I’m new to datamethods but I wondered if I could check that I’ve understood a few things correctly.

I’m planning to use data from patient files over 5 years to do a survival analysis of patients with cervical cancer. I have 170 patients and expect I will have an event for about 100 of them. Stats is not my strong point so I wanted to check a few questions about the statistics I’m planning to do:

I am interested in comparing the survival curves between patients based on multiple different variables – age, parity, HIV status, whether they received chemotherapy etc. I have 7 variables I’m interested in total. If I run a cox proportional hazards regression, am I correct in thinking I will need at least 80 events? (to ensure I have a minimum of 10 events per variable)

Can I also check I’ve understood Cox proportional hazards regression correctly – I don’t need to correct for doing multiple analyses despite having multiple variables that will be compared? (I’m struggling a bit to understand the difference between log rank and cox regression - from what I’ve read, you never really need to do log rank? But I had initially wondered about doing a log rank test for the survival curves for each variable, which is what made me think maybe multiple analyses would be a problem).

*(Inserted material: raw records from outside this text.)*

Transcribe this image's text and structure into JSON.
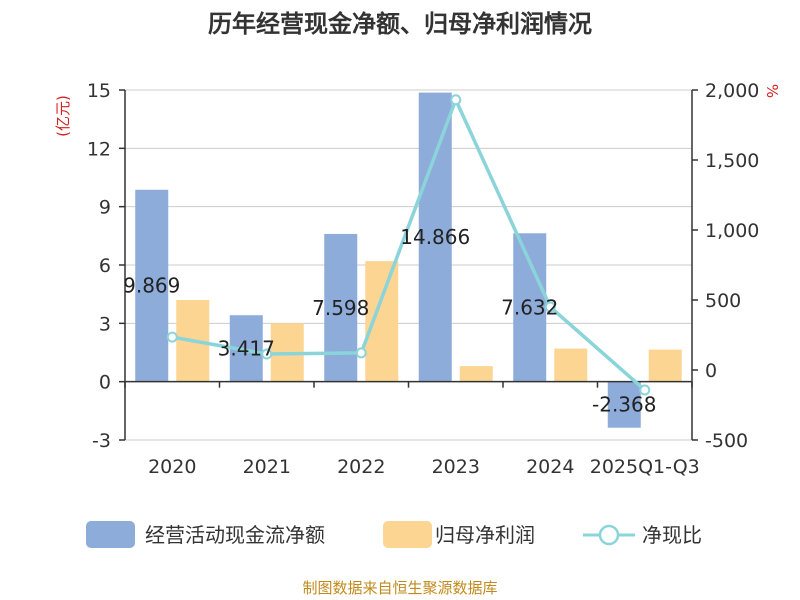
{
  "chart_data": {
    "type": "bar",
    "title": "历年经营现金净额、归母净利润情况",
    "categories": [
      "2020",
      "2021",
      "2022",
      "2023",
      "2024",
      "2025Q1-Q3"
    ],
    "series": [
      {
        "name": "经营活动现金流净额",
        "type": "bar",
        "axis": "left",
        "color": "#8eacd9",
        "values": [
          9.869,
          3.417,
          7.598,
          14.866,
          7.632,
          -2.368
        ]
      },
      {
        "name": "归母净利润",
        "type": "bar",
        "axis": "left",
        "color": "#fdd592",
        "values": [
          4.2,
          3.0,
          6.2,
          0.8,
          1.7,
          1.65
        ]
      },
      {
        "name": "净现比",
        "type": "line",
        "axis": "right",
        "color": "#8ad4da",
        "values": [
          235,
          114,
          122,
          1930,
          450,
          -143
        ]
      }
    ],
    "data_labels": [
      "9.869",
      "3.417",
      "7.598",
      "14.866",
      "7.632",
      "-2.368"
    ],
    "y_left": {
      "label": "(亿元)",
      "min": -3,
      "max": 15,
      "ticks": [
        "-3",
        "0",
        "3",
        "6",
        "9",
        "12",
        "15"
      ]
    },
    "y_right": {
      "label": "%",
      "min": -500,
      "max": 2000,
      "ticks": [
        "-500",
        "0",
        "500",
        "1,000",
        "1,500",
        "2,000"
      ]
    },
    "grid": true,
    "legend": "bottom"
  },
  "legend": [
    {
      "label": "经营活动现金流净额",
      "kind": "bar",
      "color": "#8eacd9"
    },
    {
      "label": "归母净利润",
      "kind": "bar",
      "color": "#fdd592"
    },
    {
      "label": "净现比",
      "kind": "line",
      "color": "#8ad4da"
    }
  ],
  "source": "制图数据来自恒生聚源数据库"
}
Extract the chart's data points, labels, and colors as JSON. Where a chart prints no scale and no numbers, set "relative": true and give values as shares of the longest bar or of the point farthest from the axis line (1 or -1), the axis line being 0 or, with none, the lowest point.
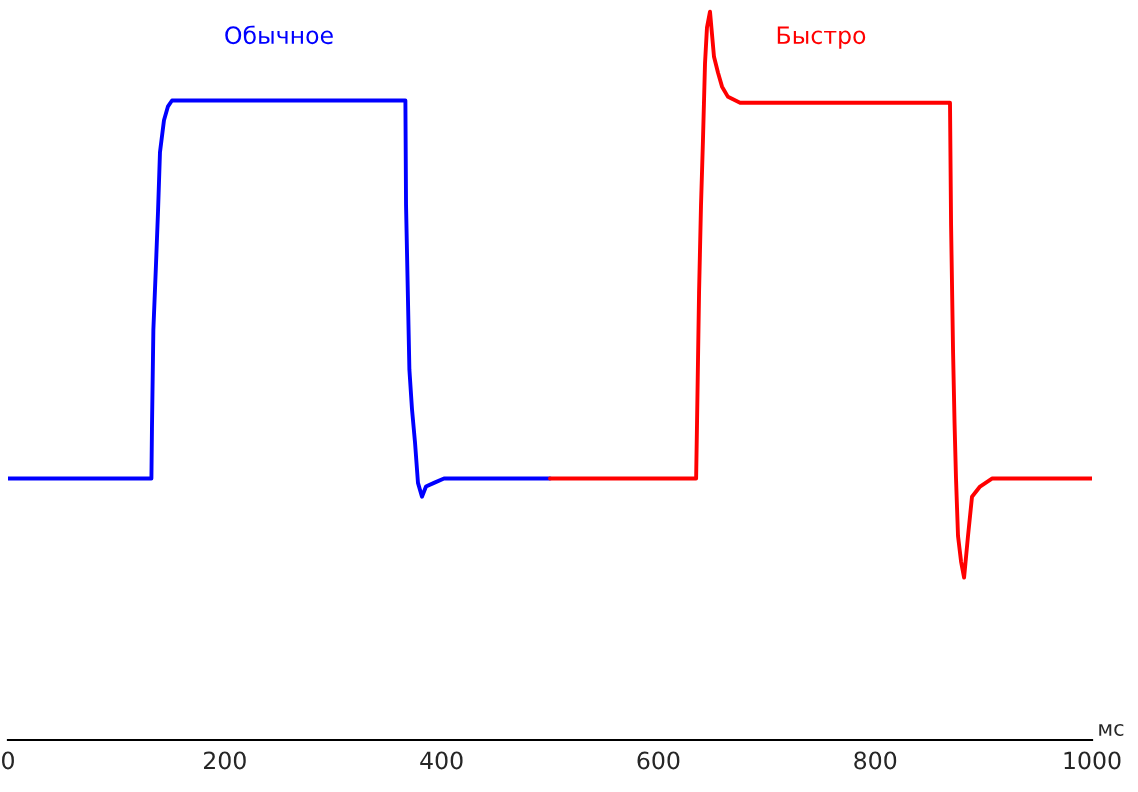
{
  "chart_data": {
    "type": "line",
    "xlabel": "мс",
    "relative": true,
    "xlim": [
      0,
      1000
    ],
    "xticks": [
      0,
      200,
      400,
      600,
      800,
      1000
    ],
    "grid": false,
    "legend": false,
    "marker": "none",
    "line_style": "solid",
    "series": [
      {
        "name": "Обычное",
        "color": "#0000ff",
        "x": [
          0,
          132.3,
          132.8,
          134.1,
          136.5,
          138.4,
          140.2,
          143.9,
          147.6,
          151.3,
          366.6,
          367.2,
          370.3,
          372.7,
          375.5,
          378.2,
          381.9,
          385.6,
          393,
          402.2,
          500
        ],
        "values": [
          0.359,
          0.359,
          0.427,
          0.563,
          0.652,
          0.726,
          0.807,
          0.851,
          0.87,
          0.878,
          0.878,
          0.734,
          0.508,
          0.454,
          0.408,
          0.353,
          0.334,
          0.348,
          0.353,
          0.359,
          0.359
        ]
      },
      {
        "name": "Быстро",
        "color": "#ff0000",
        "x": [
          500,
          634.8,
          635.6,
          637.5,
          639.3,
          641.1,
          643,
          644.8,
          647.6,
          651.3,
          655,
          658.7,
          664.2,
          675.3,
          869,
          870,
          871.8,
          873.2,
          874.5,
          876.4,
          879.2,
          882,
          885.6,
          889.3,
          896.7,
          907.7,
          1000
        ],
        "values": [
          0.359,
          0.359,
          0.432,
          0.614,
          0.734,
          0.823,
          0.929,
          0.978,
          1,
          0.938,
          0.916,
          0.897,
          0.883,
          0.875,
          0.875,
          0.707,
          0.535,
          0.435,
          0.361,
          0.28,
          0.245,
          0.223,
          0.28,
          0.334,
          0.348,
          0.359,
          0.359
        ]
      }
    ]
  }
}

From what I’ve read, I should be checking my investigation is adequately powered. I’ve been advised to use G*power for this, but I’m confused because I need an R2 value for my variables in order to do this. How can I calculate the R2 before I do the regression analysis? Is it based on previous findings by others? If I can’t find any R2 values (which I can’t so far!) can I do a power analysis at the end once I’ve done the regression instead?

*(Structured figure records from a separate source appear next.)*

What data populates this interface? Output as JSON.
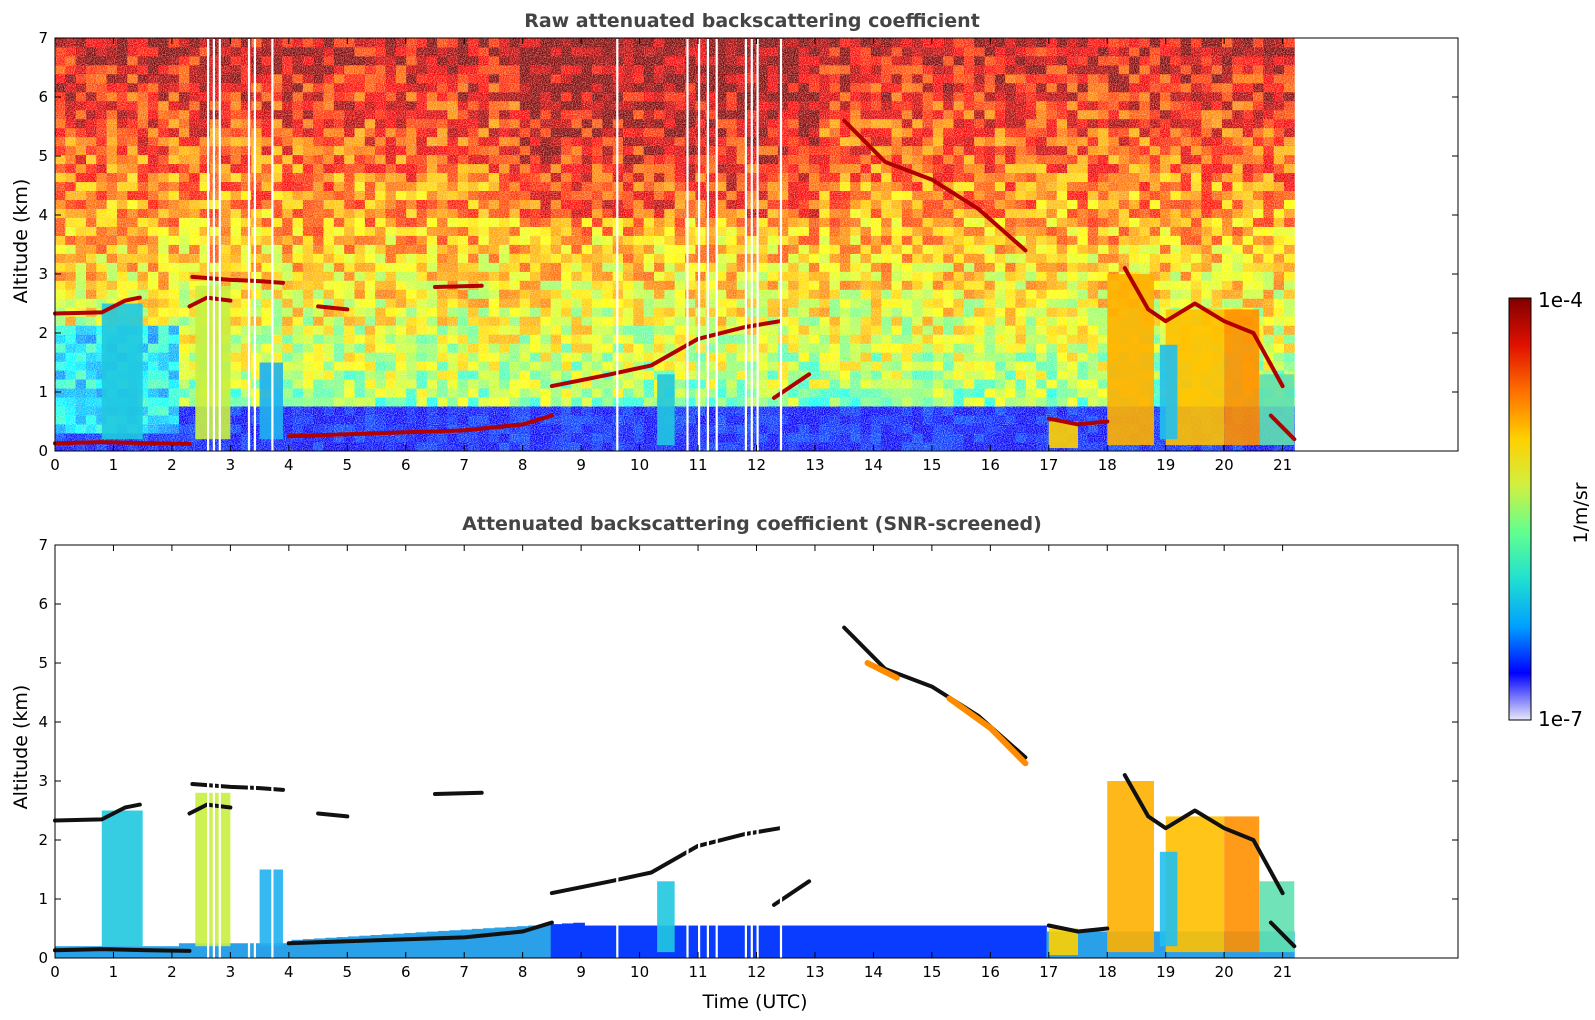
{
  "chart_data": [
    {
      "type": "heatmap",
      "title": "Raw attenuated backscattering coefficient",
      "xlabel": "",
      "ylabel": "Altitude (km)",
      "xlim": [
        0,
        24
      ],
      "ylim": [
        0,
        7
      ],
      "xticks": [
        "0",
        "1",
        "2",
        "3",
        "4",
        "5",
        "6",
        "7",
        "8",
        "9",
        "10",
        "11",
        "12",
        "13",
        "14",
        "15",
        "16",
        "17",
        "18",
        "19",
        "20",
        "21"
      ],
      "yticks": [
        "0",
        "1",
        "2",
        "3",
        "4",
        "5",
        "6",
        "7"
      ],
      "data_end_time": 21.2,
      "layers": [
        {
          "t0": 0.0,
          "t1": 2.3,
          "alt": 0.12,
          "level": "very high"
        },
        {
          "t0": 0.0,
          "t1": 1.4,
          "alt": 2.35,
          "level": "high"
        },
        {
          "t0": 2.3,
          "t1": 3.8,
          "alt": 2.85,
          "level": "very high"
        },
        {
          "t0": 4.0,
          "t1": 8.5,
          "alt": 0.28,
          "level": "high"
        },
        {
          "t0": 8.3,
          "t1": 12.5,
          "alt": 1.5,
          "level": "very high"
        },
        {
          "t0": 13.5,
          "t1": 16.6,
          "alt": 4.3,
          "level": "high"
        },
        {
          "t0": 17.0,
          "t1": 18.0,
          "alt": 0.5,
          "level": "very high"
        },
        {
          "t0": 18.2,
          "t1": 21.2,
          "alt": 2.3,
          "level": "very high"
        }
      ]
    },
    {
      "type": "heatmap",
      "title": "Attenuated backscattering coefficient (SNR-screened)",
      "xlabel": "Time (UTC)",
      "ylabel": "Altitude (km)",
      "xlim": [
        0,
        24
      ],
      "ylim": [
        0,
        7
      ],
      "xticks": [
        "0",
        "1",
        "2",
        "3",
        "4",
        "5",
        "6",
        "7",
        "8",
        "9",
        "10",
        "11",
        "12",
        "13",
        "14",
        "15",
        "16",
        "17",
        "18",
        "19",
        "20",
        "21"
      ],
      "yticks": [
        "0",
        "1",
        "2",
        "3",
        "4",
        "5",
        "6",
        "7"
      ],
      "data_end_time": 21.2,
      "screened": true
    }
  ],
  "colorbar": {
    "label": "1/m/sr",
    "max_label": "1e-4",
    "min_label": "1e-7",
    "colormap": "jet",
    "colors": [
      "#e8e8f8",
      "#0000ff",
      "#00a0ff",
      "#20e0d0",
      "#60ff90",
      "#d0f040",
      "#ffd000",
      "#ff7000",
      "#e01000",
      "#800000"
    ]
  }
}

Throwing all your variables into one regression model does not circumvent the issue of multiple comparisons. If that’s your motivation for putting all the variables into one regression model, then you should rethink that.

From what I’ve seen, G*power does not have support for Cox proportional hazards regression, so how are you using it to do a power analysis in this case?

For the multiple comparisons - am I right in thinking it is a balance between putting enough variables in the model to not miss a big contributing factor out, and putting in so many variables that multiple comparisons becomes an issue? Is there any advice about how to balance this, or just a case of trying to make a sensible decision?

Ah I see. The site you linked to is showing G*power’s functionality for doing power analysis for multiple linear regression. This is not going to be the same as a power analysis for a Cox proportional hazards model. Different types of regression (linear, logistic, Poisson, Cox, etc) all make different assumptions about the underlying data and estimate different parameters, so will in general need their own methods for power analysis. And as you’ve already seen, power analyses for any type of multiple regression model are going to be more complicated than the standard unadjusted power analysis methods that textbooks tend to focus on.

Not necessarily. Remember the purpose of correcting for multiple comparisons is to control an overall Type 1 error for a set (also called a family) of hypothesis tests that you want to perform. How many tests you do and which ones should be grouped together into a family of tests for the purpose of correcting for multiple comparisons depends on the goals of the analysis, which should be based on the underlying scientific question(s) of interest. So someone fitting a regression model with 7 predictors might do a correction for 7 tests, they might correct for doing 2 (or 3 or 4) tests, or they might not make any corrections for multiple comparisons at all. Or they might forego hypothesis testing all together. It all depends on what the goal of their study is. So let’s take a step back and address this question: what is the goal of your study? What scientific question(s) are you looking to answer?